Betapapun jua, mata manusia tak bisa menafikan tarikan jasadi. Tapi lagi-lagi nisbi; warna kulit, bentuk rahang, kurva hidung, ketebalan alis, kelentikan bulu mata, juga skala berbagai sudut dan lekuk; masing-masing insan punya takrifnya.

Uniknya, sebagian yang dianggap cantik dan menarik dalam pandangan umum kadang justru bersumberkan ketaksempurnaan.

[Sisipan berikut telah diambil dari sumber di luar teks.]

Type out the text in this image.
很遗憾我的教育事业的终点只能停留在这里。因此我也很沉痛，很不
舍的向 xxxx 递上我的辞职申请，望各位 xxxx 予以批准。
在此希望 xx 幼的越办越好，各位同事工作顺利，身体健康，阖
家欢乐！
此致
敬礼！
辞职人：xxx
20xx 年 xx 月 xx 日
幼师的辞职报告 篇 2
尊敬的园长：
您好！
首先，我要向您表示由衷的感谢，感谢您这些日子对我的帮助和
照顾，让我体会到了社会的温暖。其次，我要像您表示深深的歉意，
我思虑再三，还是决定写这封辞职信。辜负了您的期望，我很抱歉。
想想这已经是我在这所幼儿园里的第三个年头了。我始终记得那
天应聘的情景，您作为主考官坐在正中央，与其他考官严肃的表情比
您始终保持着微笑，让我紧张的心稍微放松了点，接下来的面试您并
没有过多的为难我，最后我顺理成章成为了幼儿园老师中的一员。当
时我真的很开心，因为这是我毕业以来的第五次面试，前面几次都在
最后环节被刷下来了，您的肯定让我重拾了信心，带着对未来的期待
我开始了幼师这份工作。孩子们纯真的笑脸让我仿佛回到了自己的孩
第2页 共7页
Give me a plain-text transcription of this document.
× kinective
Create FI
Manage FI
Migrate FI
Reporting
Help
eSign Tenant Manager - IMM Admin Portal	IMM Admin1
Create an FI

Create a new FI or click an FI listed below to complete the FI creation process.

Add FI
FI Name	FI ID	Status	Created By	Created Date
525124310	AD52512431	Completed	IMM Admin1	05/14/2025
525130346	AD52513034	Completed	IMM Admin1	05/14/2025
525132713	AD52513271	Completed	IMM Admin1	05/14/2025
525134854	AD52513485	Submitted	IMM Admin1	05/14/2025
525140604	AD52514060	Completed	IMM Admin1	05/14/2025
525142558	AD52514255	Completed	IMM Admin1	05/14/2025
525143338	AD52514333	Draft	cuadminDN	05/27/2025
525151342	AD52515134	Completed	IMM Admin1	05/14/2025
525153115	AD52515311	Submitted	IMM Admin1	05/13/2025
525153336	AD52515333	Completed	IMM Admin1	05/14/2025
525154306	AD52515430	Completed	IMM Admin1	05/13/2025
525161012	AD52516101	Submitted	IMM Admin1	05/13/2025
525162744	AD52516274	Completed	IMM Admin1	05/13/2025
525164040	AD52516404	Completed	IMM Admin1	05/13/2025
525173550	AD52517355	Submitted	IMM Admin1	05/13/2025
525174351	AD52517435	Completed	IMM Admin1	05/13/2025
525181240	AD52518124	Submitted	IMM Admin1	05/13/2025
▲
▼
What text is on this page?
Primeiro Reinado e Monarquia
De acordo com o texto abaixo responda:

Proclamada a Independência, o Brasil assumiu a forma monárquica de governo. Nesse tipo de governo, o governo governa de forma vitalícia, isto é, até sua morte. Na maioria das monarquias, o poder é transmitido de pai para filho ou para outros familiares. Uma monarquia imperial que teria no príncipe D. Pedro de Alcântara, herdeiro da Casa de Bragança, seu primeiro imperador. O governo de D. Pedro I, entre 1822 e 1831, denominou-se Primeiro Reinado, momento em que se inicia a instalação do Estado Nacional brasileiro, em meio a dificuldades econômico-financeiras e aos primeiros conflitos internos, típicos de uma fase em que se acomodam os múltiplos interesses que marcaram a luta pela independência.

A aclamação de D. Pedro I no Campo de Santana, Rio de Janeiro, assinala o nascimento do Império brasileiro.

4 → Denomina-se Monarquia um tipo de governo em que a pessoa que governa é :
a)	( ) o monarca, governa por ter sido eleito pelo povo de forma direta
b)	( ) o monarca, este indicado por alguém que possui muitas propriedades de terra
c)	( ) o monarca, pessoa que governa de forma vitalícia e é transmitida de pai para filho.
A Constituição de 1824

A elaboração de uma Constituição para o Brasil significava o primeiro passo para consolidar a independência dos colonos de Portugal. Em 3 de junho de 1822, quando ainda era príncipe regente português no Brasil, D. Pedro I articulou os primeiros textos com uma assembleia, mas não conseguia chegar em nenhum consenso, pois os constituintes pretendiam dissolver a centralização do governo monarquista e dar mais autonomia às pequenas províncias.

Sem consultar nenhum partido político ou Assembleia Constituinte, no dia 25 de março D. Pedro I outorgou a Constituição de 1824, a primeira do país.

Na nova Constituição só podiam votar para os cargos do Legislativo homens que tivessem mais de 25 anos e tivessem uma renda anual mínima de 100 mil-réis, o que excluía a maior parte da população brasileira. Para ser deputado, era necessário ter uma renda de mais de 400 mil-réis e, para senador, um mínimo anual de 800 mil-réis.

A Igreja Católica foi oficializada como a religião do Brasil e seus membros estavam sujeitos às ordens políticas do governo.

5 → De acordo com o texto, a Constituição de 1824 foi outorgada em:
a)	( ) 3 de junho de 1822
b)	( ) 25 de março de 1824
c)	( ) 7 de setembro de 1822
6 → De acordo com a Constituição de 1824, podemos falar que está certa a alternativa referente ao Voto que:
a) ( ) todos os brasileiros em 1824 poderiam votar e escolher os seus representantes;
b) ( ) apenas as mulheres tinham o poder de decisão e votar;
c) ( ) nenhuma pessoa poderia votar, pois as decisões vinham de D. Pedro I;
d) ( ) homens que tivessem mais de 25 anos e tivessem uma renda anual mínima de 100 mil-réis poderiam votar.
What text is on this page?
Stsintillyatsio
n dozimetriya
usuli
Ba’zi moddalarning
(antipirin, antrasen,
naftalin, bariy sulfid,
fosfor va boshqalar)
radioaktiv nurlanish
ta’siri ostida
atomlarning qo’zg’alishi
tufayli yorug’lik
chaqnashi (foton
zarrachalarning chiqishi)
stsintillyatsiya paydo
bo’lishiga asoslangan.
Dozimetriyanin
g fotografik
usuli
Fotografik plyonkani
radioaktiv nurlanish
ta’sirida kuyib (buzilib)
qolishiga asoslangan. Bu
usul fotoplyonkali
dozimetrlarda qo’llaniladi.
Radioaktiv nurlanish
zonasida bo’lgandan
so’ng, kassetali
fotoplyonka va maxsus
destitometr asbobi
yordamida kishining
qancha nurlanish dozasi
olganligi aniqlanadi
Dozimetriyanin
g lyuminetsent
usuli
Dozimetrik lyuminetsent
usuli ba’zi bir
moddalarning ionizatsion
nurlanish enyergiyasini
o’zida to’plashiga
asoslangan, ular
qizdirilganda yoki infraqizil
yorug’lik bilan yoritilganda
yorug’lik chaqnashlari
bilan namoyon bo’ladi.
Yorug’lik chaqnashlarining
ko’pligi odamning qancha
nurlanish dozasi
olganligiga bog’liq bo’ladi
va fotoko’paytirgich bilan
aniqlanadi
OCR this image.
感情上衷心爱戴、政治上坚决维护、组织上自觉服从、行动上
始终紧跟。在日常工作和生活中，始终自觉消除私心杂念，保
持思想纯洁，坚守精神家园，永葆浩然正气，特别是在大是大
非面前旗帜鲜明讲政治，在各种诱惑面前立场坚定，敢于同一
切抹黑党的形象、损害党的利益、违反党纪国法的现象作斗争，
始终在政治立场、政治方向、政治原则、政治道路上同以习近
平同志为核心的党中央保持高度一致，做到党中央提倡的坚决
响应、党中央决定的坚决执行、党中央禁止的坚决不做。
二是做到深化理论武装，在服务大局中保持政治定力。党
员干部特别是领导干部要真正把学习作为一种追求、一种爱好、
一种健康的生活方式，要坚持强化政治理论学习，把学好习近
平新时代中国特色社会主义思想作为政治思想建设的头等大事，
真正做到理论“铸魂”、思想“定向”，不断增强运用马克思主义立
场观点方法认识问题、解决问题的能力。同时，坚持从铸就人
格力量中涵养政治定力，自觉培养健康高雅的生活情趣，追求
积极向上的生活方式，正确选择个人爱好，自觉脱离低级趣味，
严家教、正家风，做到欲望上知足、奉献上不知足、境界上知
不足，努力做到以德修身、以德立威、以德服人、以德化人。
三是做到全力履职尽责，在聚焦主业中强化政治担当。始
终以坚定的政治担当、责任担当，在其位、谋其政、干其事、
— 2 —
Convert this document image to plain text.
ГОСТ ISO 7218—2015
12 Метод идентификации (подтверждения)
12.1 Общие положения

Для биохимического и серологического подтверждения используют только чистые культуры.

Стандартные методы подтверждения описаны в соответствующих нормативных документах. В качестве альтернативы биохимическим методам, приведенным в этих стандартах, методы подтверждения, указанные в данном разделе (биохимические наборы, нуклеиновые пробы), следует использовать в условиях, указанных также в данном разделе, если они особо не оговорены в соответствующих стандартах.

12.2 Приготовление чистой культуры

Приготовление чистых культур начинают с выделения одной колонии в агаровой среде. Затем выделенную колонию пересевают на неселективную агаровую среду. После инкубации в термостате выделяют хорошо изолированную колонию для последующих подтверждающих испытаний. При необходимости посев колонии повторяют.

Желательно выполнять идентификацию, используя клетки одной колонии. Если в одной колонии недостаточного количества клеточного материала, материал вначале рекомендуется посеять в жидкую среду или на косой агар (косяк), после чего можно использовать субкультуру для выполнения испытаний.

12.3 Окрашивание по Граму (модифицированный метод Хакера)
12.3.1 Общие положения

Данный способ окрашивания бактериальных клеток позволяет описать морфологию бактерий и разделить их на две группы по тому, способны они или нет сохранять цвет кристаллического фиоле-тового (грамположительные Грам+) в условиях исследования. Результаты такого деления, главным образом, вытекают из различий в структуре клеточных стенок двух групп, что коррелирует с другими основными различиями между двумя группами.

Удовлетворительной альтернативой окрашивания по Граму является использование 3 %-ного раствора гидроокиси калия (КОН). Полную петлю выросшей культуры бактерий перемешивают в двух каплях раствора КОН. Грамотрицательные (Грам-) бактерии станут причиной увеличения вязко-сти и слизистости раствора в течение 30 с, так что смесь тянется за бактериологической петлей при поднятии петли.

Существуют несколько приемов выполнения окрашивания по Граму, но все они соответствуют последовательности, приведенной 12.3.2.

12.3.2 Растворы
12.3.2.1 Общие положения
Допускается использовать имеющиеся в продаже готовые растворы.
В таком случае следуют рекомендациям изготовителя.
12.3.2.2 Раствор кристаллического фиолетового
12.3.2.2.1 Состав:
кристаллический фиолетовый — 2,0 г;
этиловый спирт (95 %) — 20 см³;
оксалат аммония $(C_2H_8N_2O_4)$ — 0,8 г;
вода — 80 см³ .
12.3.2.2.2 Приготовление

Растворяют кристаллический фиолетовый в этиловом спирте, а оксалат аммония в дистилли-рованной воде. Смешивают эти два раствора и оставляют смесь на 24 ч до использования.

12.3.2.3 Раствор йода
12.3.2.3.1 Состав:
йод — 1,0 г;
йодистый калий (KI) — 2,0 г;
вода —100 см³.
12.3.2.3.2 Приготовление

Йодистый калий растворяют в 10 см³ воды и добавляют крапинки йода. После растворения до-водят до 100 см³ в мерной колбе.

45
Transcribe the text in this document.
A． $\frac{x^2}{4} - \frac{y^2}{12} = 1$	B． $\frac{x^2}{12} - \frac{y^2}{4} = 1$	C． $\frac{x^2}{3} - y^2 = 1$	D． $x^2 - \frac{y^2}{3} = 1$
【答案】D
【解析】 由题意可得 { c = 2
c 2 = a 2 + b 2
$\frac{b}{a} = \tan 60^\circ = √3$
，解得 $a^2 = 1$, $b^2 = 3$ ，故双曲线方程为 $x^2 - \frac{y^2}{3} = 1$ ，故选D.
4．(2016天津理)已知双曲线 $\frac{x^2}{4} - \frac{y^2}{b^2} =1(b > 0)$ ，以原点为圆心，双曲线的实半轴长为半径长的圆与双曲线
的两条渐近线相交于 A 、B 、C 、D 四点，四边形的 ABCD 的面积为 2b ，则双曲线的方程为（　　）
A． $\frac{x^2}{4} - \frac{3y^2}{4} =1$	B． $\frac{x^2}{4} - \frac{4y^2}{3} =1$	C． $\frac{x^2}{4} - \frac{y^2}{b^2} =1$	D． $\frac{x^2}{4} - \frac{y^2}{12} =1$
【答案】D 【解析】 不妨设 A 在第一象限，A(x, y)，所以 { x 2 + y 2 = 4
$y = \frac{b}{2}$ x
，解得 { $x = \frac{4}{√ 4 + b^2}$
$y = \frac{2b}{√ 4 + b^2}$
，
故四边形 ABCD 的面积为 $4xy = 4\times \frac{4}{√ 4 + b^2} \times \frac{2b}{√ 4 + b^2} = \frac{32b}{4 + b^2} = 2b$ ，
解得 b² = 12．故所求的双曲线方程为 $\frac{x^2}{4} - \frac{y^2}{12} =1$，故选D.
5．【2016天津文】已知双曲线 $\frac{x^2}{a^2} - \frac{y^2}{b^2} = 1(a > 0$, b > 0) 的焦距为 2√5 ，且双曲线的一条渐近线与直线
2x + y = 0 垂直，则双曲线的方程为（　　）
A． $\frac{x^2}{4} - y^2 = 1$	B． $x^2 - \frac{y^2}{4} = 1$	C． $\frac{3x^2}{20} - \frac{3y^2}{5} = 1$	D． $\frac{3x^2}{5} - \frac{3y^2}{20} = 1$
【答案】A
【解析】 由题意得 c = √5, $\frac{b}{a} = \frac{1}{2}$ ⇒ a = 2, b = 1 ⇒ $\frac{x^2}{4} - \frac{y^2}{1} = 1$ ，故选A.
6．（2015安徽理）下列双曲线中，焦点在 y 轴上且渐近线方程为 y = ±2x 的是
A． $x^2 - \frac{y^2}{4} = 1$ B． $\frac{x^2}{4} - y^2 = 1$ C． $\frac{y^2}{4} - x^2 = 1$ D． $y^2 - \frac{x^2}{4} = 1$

Orang yang berlesung pipit, bergigi gingsul, berdagu belah, bertahi lalat di tempat tertentu; semua ‘cacat’ itu bisa jadi tambahan pancaran kerupawanan.

Konon, para bangsawan Mataram menggunakan falsafah itu untuk mengonsep arti keindahan bagi mereka. Alih-alih membuat benda seni dari bahan mewah lagi mahal seperti emas atau gading, mereka justru memilih kayu.

Kayu Timoho (Kleinhovia hospita) yang banyak dipilih sebagai bahan warangka keris ini juga cantik karena cacatnya. Luka-luka yang dialami pohonnya selama hidup lah yang menyebabkannya memiliki bercak tua yang membentuk aneka pola. Pola ini disebut pelet. Ada banyak jenis pelet; yang terkenal di antaranya kendhit, nyamel, ngingrim, tulak, dhoreng, ceplok, dan sembur.

Kayu Cendana, Trembalo, Kemuning, Jati Gembol, hingga Pakel Alas yang pula banyak dipakai biasanya juga dipilih dari pohon yang tumbuhnya penuh hambatan dari habitat hingga iklim. Keindahan berasal dari pohon-pohon yang bertahan hidupnya tak mudah. Pohon yang berjuang.

Pejuang itu pasti cantik.

Ada pula wewangian gaharu, yang pohonnya makin dilukai kian wangi dan kayunya pun berpola bagus. Dalam batik gagrak Yogyakarta, untuk unsur kukilanya yang mewakili “falyaqul khairan aw liyashmut”, berkatalah yang baik atau diam; dipilih merak, sebab ia mewakili falsafah menampakkan kecantikan paripurna bila diganggu. Kesemua ini persis sifat ‘Ibadurrahman dalam Surat Al Furqan.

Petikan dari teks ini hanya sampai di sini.